An interesting effect comes into play at slow shutter speeds and fast frame rates. If you have no option but to shoot at a slow shutter speed in low light, jack the frame rate up to its maximum, brace yourself as much as possible and take a series of exposures in quick succession. You’ll need to change the drive mode of the camera to continuous shooting.  It’s a phenomenon I find difficult to explain (because I don’t understand why it works!) but there’s a very high chance that one of the shots in the sequence will actually be sharp. Go on, give it a go.

And Breathe…

If you’re forced to use a slightly slower shutter speed than you’d like when hand-holding, pressing the shutter whilst breathing out in a long breath ensures that the movement created by breathing is controlled and steady and has less impact on shaking the camera.

The Eyes Have It

When we’re talking about sharpness, it’s rare for an entire image to be completely sharp and in focus across the whole photo. In fact, artistically speaking, you’d normally want to avoid this as it can confuse the message in the picture. Using sharpness to call a viewer’s attention to a particular part of the photograph is an important compositional tool and you should consider which part of the image needs to be sharp for this reason. The eyes in humans and wildlife alike are usually the most important part of a photograph to have sharp for two reasons: firstly because the human brain is wired to look for sharpness and will go for areas in focus before anything else; and secondly because eyes are what we look for to create a connection between us.

The lion at the top of this page is a good example of why only a small part of a photograph needs to be sharp: the eyes. Even a single eye is enough to make a personal connection to the subject of the image. The shot below of the seal’s whiskers shows when to break this rule:

This image of a grey seal pup won a Highly Commended award in 2013. I think the appeal is that the focus is on the bristles and nose, rather than on the eyes. This works because it says something about how the seal hunts for food and therefore it's acceptable not to focus on the eyes

This image of a grey seal pup won a Highly Commended award in 2013. I think the appeal is that the focus is on the bristles and nose, rather than on the eyes. This works because it says something about how the seal hunts for food and therefore it’s acceptable not to focus on the eyes

Hyperfocal distance

Hyperfocal distance is one of those things that’s really only practical for static landscape type shots and not usually in hand-held photography. But you can maximise your chances of getting the best sharpness for the largest depth of field by focusing at or near the hyperfocal distance.

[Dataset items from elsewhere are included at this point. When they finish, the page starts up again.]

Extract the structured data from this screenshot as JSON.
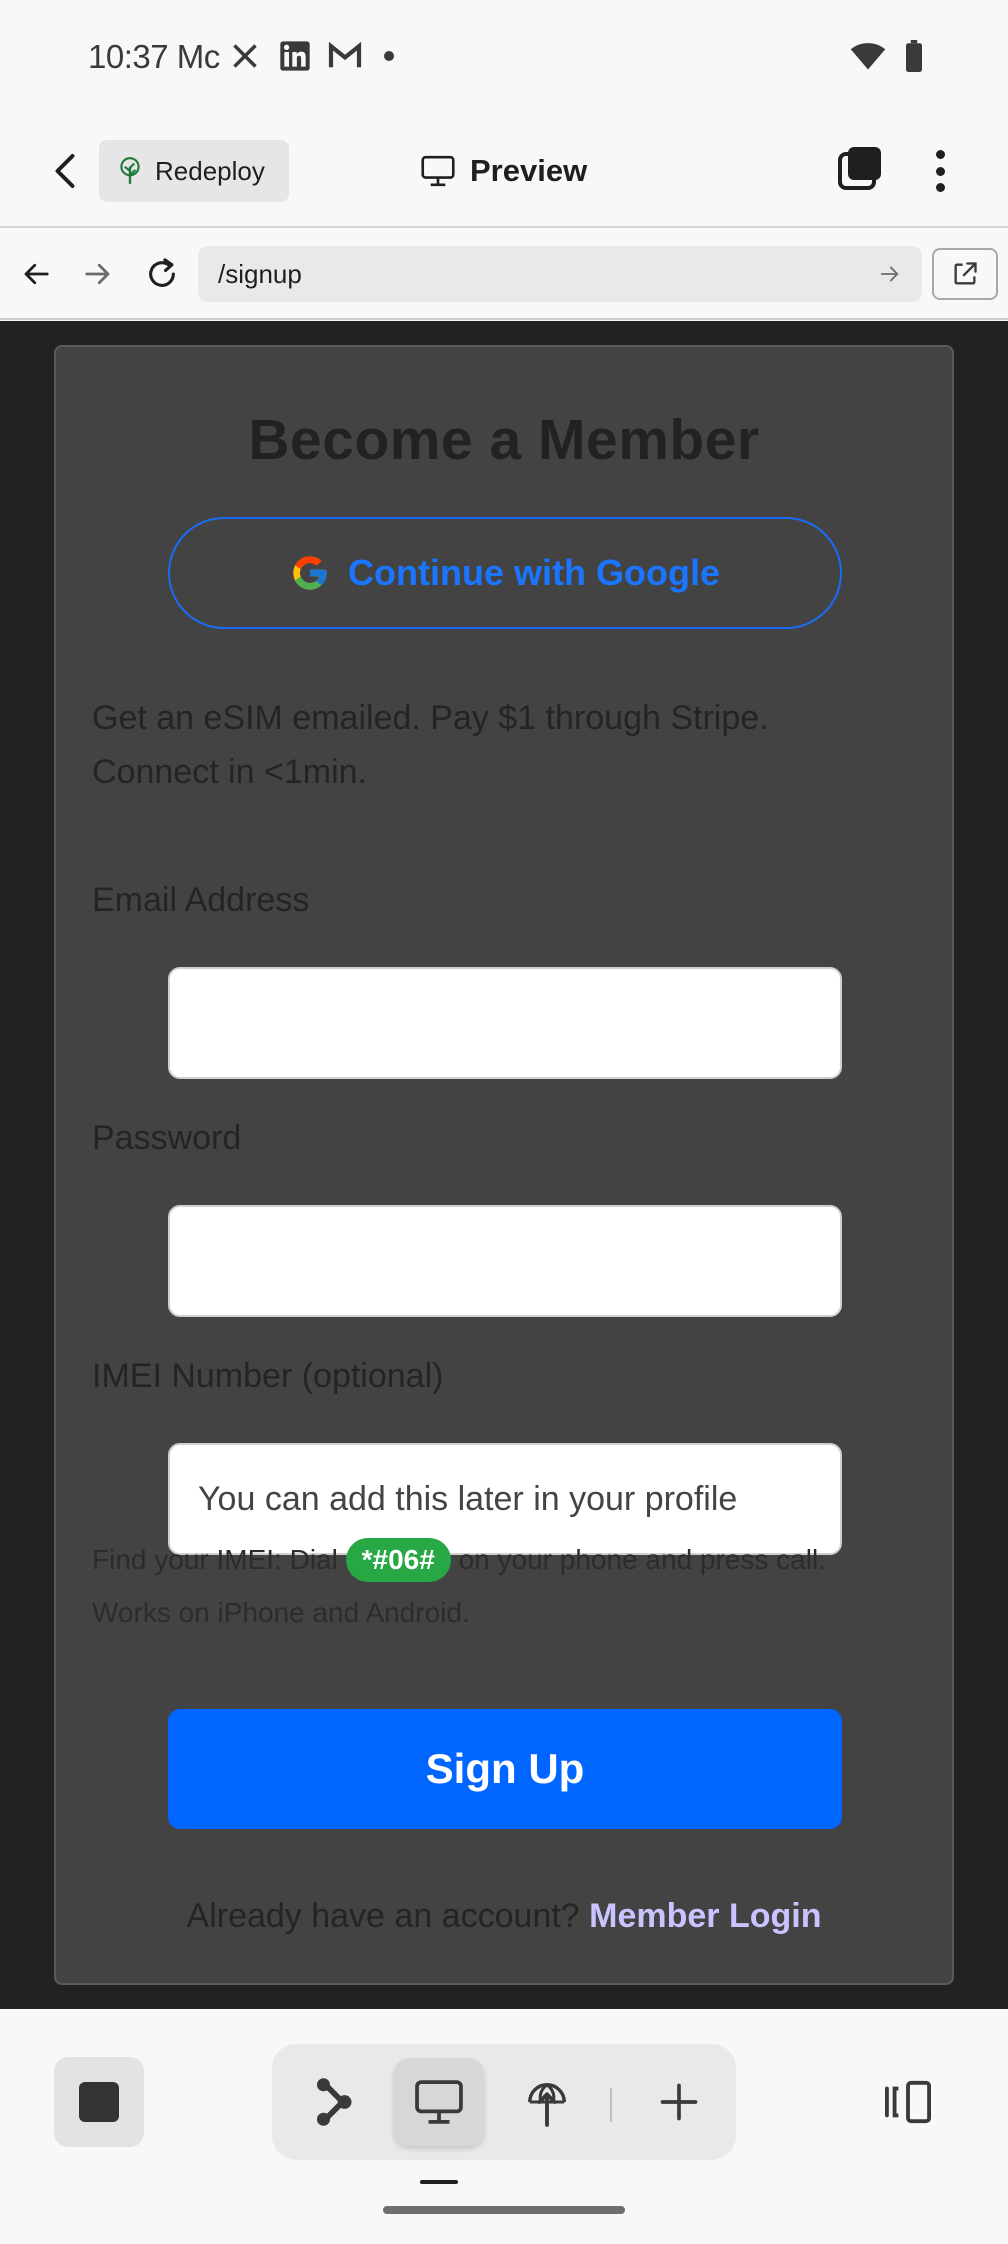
{
  "status_bar": {
    "time": "10:37",
    "carrier_fragment": "Mc",
    "notification_icons": [
      "x-icon",
      "linkedin-icon",
      "gmail-icon"
    ],
    "right_icons": [
      "wifi-icon",
      "battery-icon"
    ]
  },
  "app_bar": {
    "redeploy_label": "Redeploy",
    "title": "Preview"
  },
  "url_bar": {
    "url": "/signup"
  },
  "page": {
    "title": "Become a Member",
    "google_button_label": "Continue with Google",
    "intro_line1": "Get an eSIM emailed. Pay $1 through Stripe.",
    "intro_line2": "Connect in <1min.",
    "email_label": "Email Address",
    "email_value": "",
    "password_label": "Password",
    "password_value": "",
    "imei_label": "IMEI Number (optional)",
    "imei_placeholder": "You can add this later in your profile",
    "hint_prefix": "Find your IMEI: Dial",
    "hint_code": "*#06#",
    "hint_suffix": "on your phone and press call.",
    "hint_line2": "Works on iPhone and Android.",
    "signup_label": "Sign Up",
    "login_prompt": "Already have an account?",
    "login_link": "Member Login"
  },
  "colors": {
    "accent_blue": "#0066ff",
    "google_blue": "#1a75ff",
    "badge_green": "#28a745",
    "link_lavender": "#c9c4ff",
    "card_bg": "#434343",
    "page_bg": "#222222"
  }
}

If you don’t have a lookup-table or smartphone app at hand to calculate this for you, a very rough guide is that about a third of the scene in front of the point of focus will be acceptably sharp and about two-thirds behind it. The actual depth of field depends on the aperture you’ve set and the focal length, but focussing about a third of the way into a scene is a good start.

Having said this, shooting hand-held is usually more about focusing on a particular subject (like an animal or person) and getting that subject sharp, rather than looking for maximal sharpness right throughout an image. I’ve just mentioned it here for completeness.

And finally…

Don’t get that hung up on sharpness! I hope the image of my youngest daughter laughing shows that sharpness isn’t always important to create an engaging image:

Not an ounce of this photograph is sharp. But I don't care!

Not an ounce of this photograph is sharp and I don’t care!